North Korea appears to be building a new uranium-enrichment plant in its main nuclear complex, the United Nations’ nuclear watchdog warned this week, the strongest sign yet that the country’s leader, Kim Jong-un, plans to grow its nuclear weapons supply.
Until now, experts and the International Atomic Energy Agency had identified two undeclared uranium-enrichment plants in North Korea. One is in Yongbyon, North Korea’s main nuclear complex, 62 miles north of its capital, Pyongyang. The other plant is in Kangson, just outside Pyongyang.
But in his report to the I.A.E.A.’s board of governors in Vienna on Monday, its director general, Rafael Grossi, said that his agency was “monitoring the construction of a new building at Yongbyon which has dimensions and features similar to the Kangson enrichment plant.”
Mr. Grossi’s statement provided no further details about the new facility. But it marked the strongest indication to date that North Korea is building another uranium-enrichment plant at Mr.
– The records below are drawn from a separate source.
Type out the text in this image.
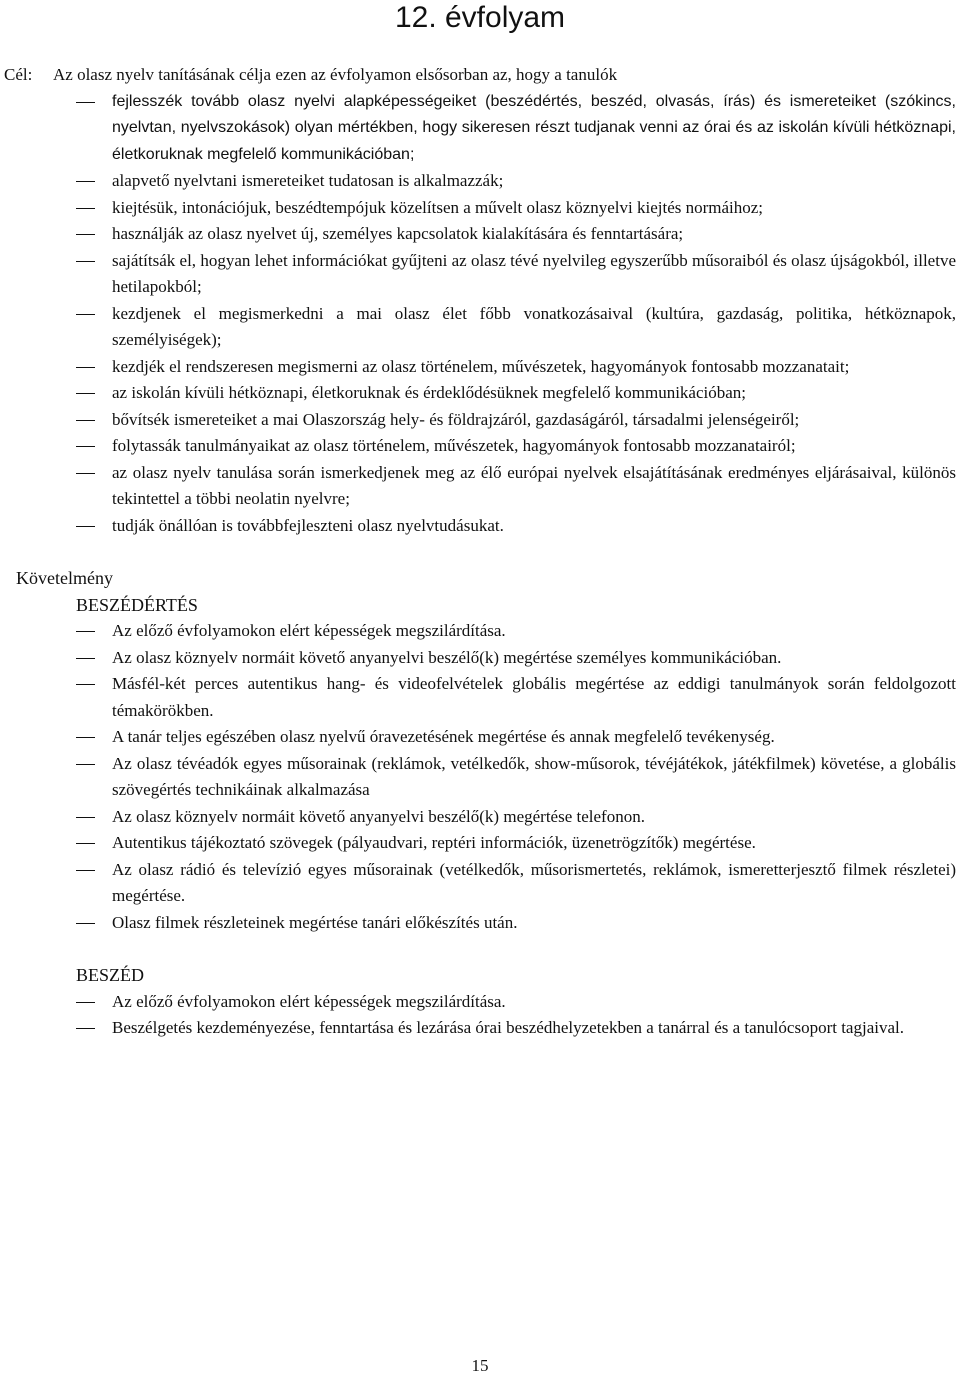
12. évfolyam

Cél: Az olasz nyelv tanításának célja ezen az évfolyamon elsősorban az, hogy a tanulók

fejlesszék tovább olasz nyelvi alapképességeiket (beszédértés, beszéd, olvasás, írás) és ismereteiket (szókincs, nyelvtan, nyelvszokások) olyan mértékben, hogy sikeresen részt tudjanak venni az órai és az iskolán kívüli hétköznapi, életkoruknak megfelelő kommunikációban;
alapvető nyelvtani ismereteiket tudatosan is alkalmazzák;
kiejtésük, intonációjuk, beszédtempójuk közelítsen a művelt olasz köznyelvi kiejtés normáihoz;
használják az olasz nyelvet új, személyes kapcsolatok kialakítására és fenntartására;
sajátítsák el, hogyan lehet információkat gyűjteni az olasz tévé nyelvileg egyszerűbb műsoraiból és olasz újságokból, illetve hetilapokból;
kezdjenek el megismerkedni a mai olasz élet főbb vonatkozásaival (kultúra, gazdaság, politika, hétköznapok, személyiségek);
kezdjék el rendszeresen megismerni az olasz történelem, művészetek, hagyományok fontosabb mozzanatait;
az iskolán kívüli hétköznapi, életkoruknak és érdeklődésüknek megfelelő kommunikációban;
bővítsék ismereteiket a mai Olaszország hely- és földrajzáról, gazdaságáról, társadalmi jelenségeiről;
folytassák tanulmányaikat az olasz történelem, művészetek, hagyományok fontosabb mozzanatairól;
az olasz nyelv tanulása során ismerkedjenek meg az élő európai nyelvek elsajátításának eredményes eljárásaival, különös tekintettel a többi neolatin nyelvre;
tudják önállóan is továbbfejleszteni olasz nyelvtudásukat.
Követelmény
BESZÉDÉRTÉS
Az előző évfolyamokon elért képességek megszilárdítása.
Az olasz köznyelv normáit követő anyanyelvi beszélő(k) megértése személyes kommunikációban.
Másfél-két perces autentikus hang- és videofelvételek globális megértése az eddigi tanulmányok során feldolgozott témakörökben.
A tanár teljes egészében olasz nyelvű óravezetésének megértése és annak megfelelő tevékenység.
Az olasz tévéadók egyes műsorainak (reklámok, vetélkedők, show-műsorok, tévéjátékok, játékfilmek) követése, a globális szövegértés technikáinak alkalmazása
Az olasz köznyelv normáit követő anyanyelvi beszélő(k) megértése telefonon.
Autentikus tájékoztató szövegek (pályaudvari, reptéri információk, üzenetrögzítők) megértése.
Az olasz rádió és televízió egyes műsorainak (vetélkedők, műsorismertetés, reklámok, ismeretterjesztő filmek részletei) megértése.
Olasz filmek részleteinek megértése tanári előkészítés után.
BESZÉD
Az előző évfolyamokon elért képességek megszilárdítása.
Beszélgetés kezdeményezése, fenntartása és lezárása órai beszédhelyzetekben a tanárral és a tanulócsoport tagjaival.
15
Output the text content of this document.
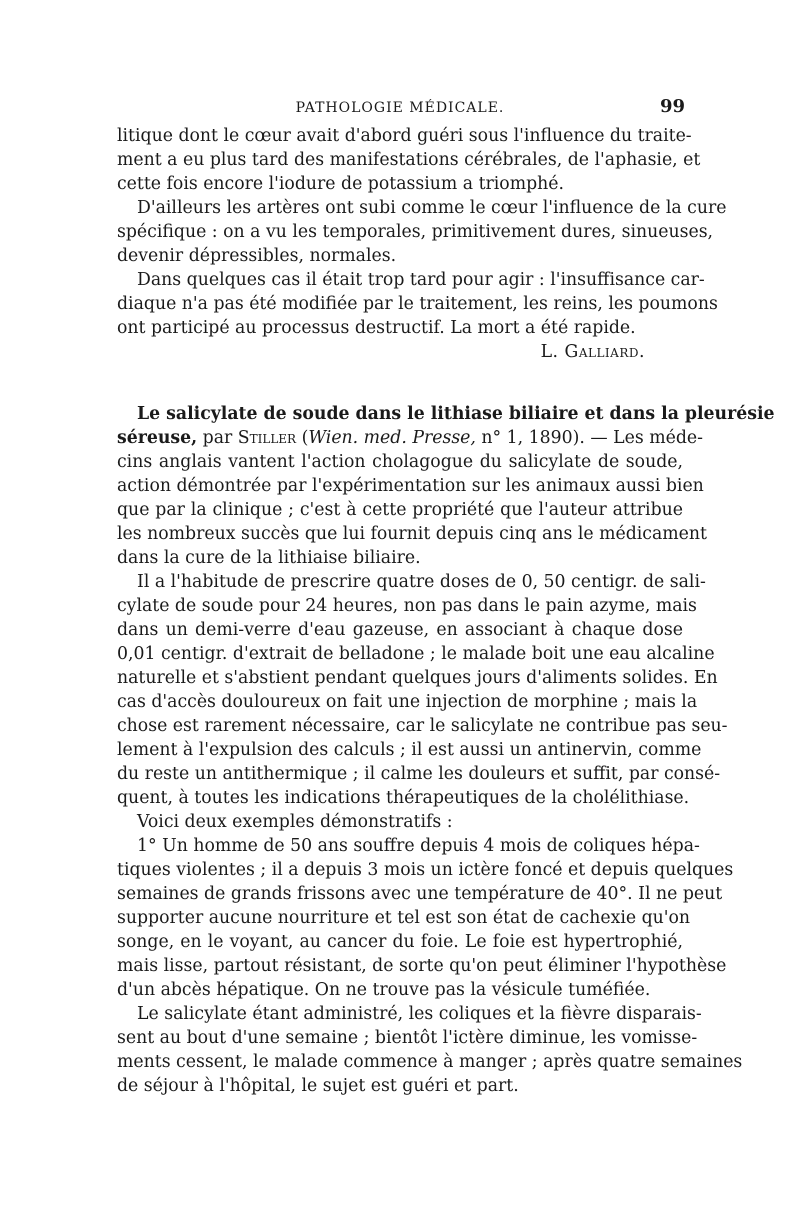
PATHOLOGIE MÉDICALE.	99
litique dont le cœur avait d'abord guéri sous l'influence du traite-
ment a eu plus tard des manifestations cérébrales, de l'aphasie, et
cette fois encore l'iodure de potassium a triomphé.
D'ailleurs les artères ont subi comme le cœur l'influence de la cure
spécifique : on a vu les temporales, primitivement dures, sinueuses,
devenir dépressibles, normales.
Dans quelques cas il était trop tard pour agir : l'insuffisance car-
diaque n'a pas été modifiée par le traitement, les reins, les poumons
ont participé au processus destructif. La mort a été rapide.
L. Galliard.
Le salicylate de soude dans le lithiase biliaire et dans la pleurésie
séreuse, par Stiller (Wien. med. Presse, n° 1, 1890). — Les méde-
cins anglais vantent l'action cholagogue du salicylate de soude,
action démontrée par l'expérimentation sur les animaux aussi bien
que par la clinique ; c'est à cette propriété que l'auteur attribue
les nombreux succès que lui fournit depuis cinq ans le médicament
dans la cure de la lithiaise biliaire.
Il a l'habitude de prescrire quatre doses de 0, 50 centigr. de sali-
cylate de soude pour 24 heures, non pas dans le pain azyme, mais
dans un demi-verre d'eau gazeuse, en associant à chaque dose
0,01 centigr. d'extrait de belladone ; le malade boit une eau alcaline
naturelle et s'abstient pendant quelques jours d'aliments solides. En
cas d'accès douloureux on fait une injection de morphine ; mais la
chose est rarement nécessaire, car le salicylate ne contribue pas seu-
lement à l'expulsion des calculs ; il est aussi un antinervin, comme
du reste un antithermique ; il calme les douleurs et suffit, par consé-
quent, à toutes les indications thérapeutiques de la cholélithiase.
Voici deux exemples démonstratifs :
1° Un homme de 50 ans souffre depuis 4 mois de coliques hépa-
tiques violentes ; il a depuis 3 mois un ictère foncé et depuis quelques
semaines de grands frissons avec une température de 40°. Il ne peut
supporter aucune nourriture et tel est son état de cachexie qu'on
songe, en le voyant, au cancer du foie. Le foie est hypertrophié,
mais lisse, partout résistant, de sorte qu'on peut éliminer l'hypothèse
d'un abcès hépatique. On ne trouve pas la vésicule tuméfiée.
Le salicylate étant administré, les coliques et la fièvre disparais-
sent au bout d'une semaine ; bientôt l'ictère diminue, les vomisse-
ments cessent, le malade commence à manger ; après quatre semaines
de séjour à l'hôpital, le sujet est guéri et part.
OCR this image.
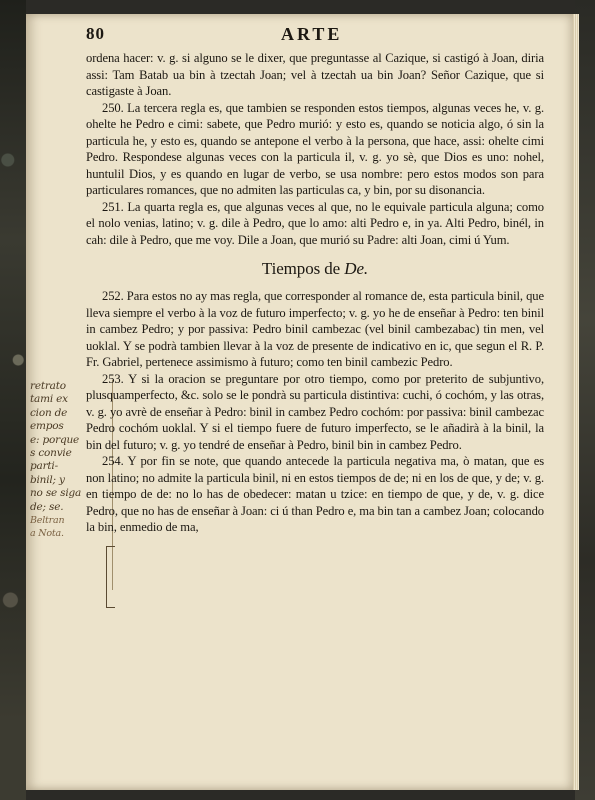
retrato
tami ex
cion de
empos
e: porque
s convie
parti-
binil; y
no se siga
de; se.
Beltran
a Nota.
80	ARTE

ordena hacer: v. g. si alguno se le dixer, que preguntasse al Cazique, si castigó à Joan, diria assi: Tam Batab ua bin à tzectah Joan; vel à tzectah ua bin Joan? Señor Cazique, que si castigaste à Joan.

250. La tercera regla es, que tambien se responden estos tiempos, algunas veces he, v. g. ohelte he Pedro e cimi: sabete, que Pedro murió: y esto es, quando se noticia algo, ó sin la particula he, y esto es, quando se antepone el verbo à la persona, que hace, assi: ohelte cimi Pedro. Respondese algunas veces con la particula il, v. g. yo sè, que Dios es uno: nohel, huntulil Dios, y es quando en lugar de verbo, se usa nombre: pero estos modos son para particulares romances, que no admiten las particulas ca, y bin, por su disonancia.

251. La quarta regla es, que algunas veces al que, no le equivale particula alguna; como el nolo venias, latino; v. g. dile à Pedro, que lo amo: alti Pedro e, in ya. Alti Pedro, binél, in cah: dile à Pedro, que me voy. Dile a Joan, que murió su Padre: alti Joan, cimi ú Yum.

Tiempos de De.

252. Para estos no ay mas regla, que corresponder al romance de, esta particula binil, que lleva siempre el verbo à la voz de futuro imperfecto; v. g. yo he de enseñar à Pedro: ten binil in cambez Pedro; y por passiva: Pedro binil cambezac (vel binil cambezabac) tin men, vel uoklal. Y se podrà tambien llevar à la voz de presente de indicativo en ic, que segun el R. P. Fr. Gabriel, pertenece assimismo à futuro; como ten binil cambezic Pedro.

253. Y si la oracion se preguntare por otro tiempo, como por preterito de subjuntivo, plusquamperfecto, &c. solo se le pondrà su particula distintiva: cuchi, ó cochóm, y las otras, v. g. yo avrè de enseñar à Pedro: binil in cambez Pedro cochóm: por passiva: binil cambezac Pedro cochóm uoklal. Y si el tiempo fuere de futuro imperfecto, se le añadirà à la binil, la bin del futuro; v. g. yo tendré de enseñar à Pedro, binil bin in cambez Pedro.

254. Y por fin se note, que quando antecede la particula negativa ma, ò matan, que es non latino; no admite la particula binil, ni en estos tiempos de de; ni en los de que, y de; v. g. en tiempo de de: no lo has de obedecer: matan u tzice: en tiempo de que, y de, v. g. dice Pedro, que no has de enseñar à Joan: ci ú than Pedro e, ma bin tan a cambez Joan; colocando la bin, enmedio de ma,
Kim’s repeated exhortation to his country to expand its nuclear arsenal.
Western officials and analysts are closely monitoring North Korea’s facilities because its growing nuclear capabilities, as well as its newly forged alliance with Russia, could reinforce Mr. Kim’s leverage should he return to the negotiating table with the United States or South Korea.
North Korea has been producing both types of atomic bomb fuel — plutonium and highly enriched uranium — for years.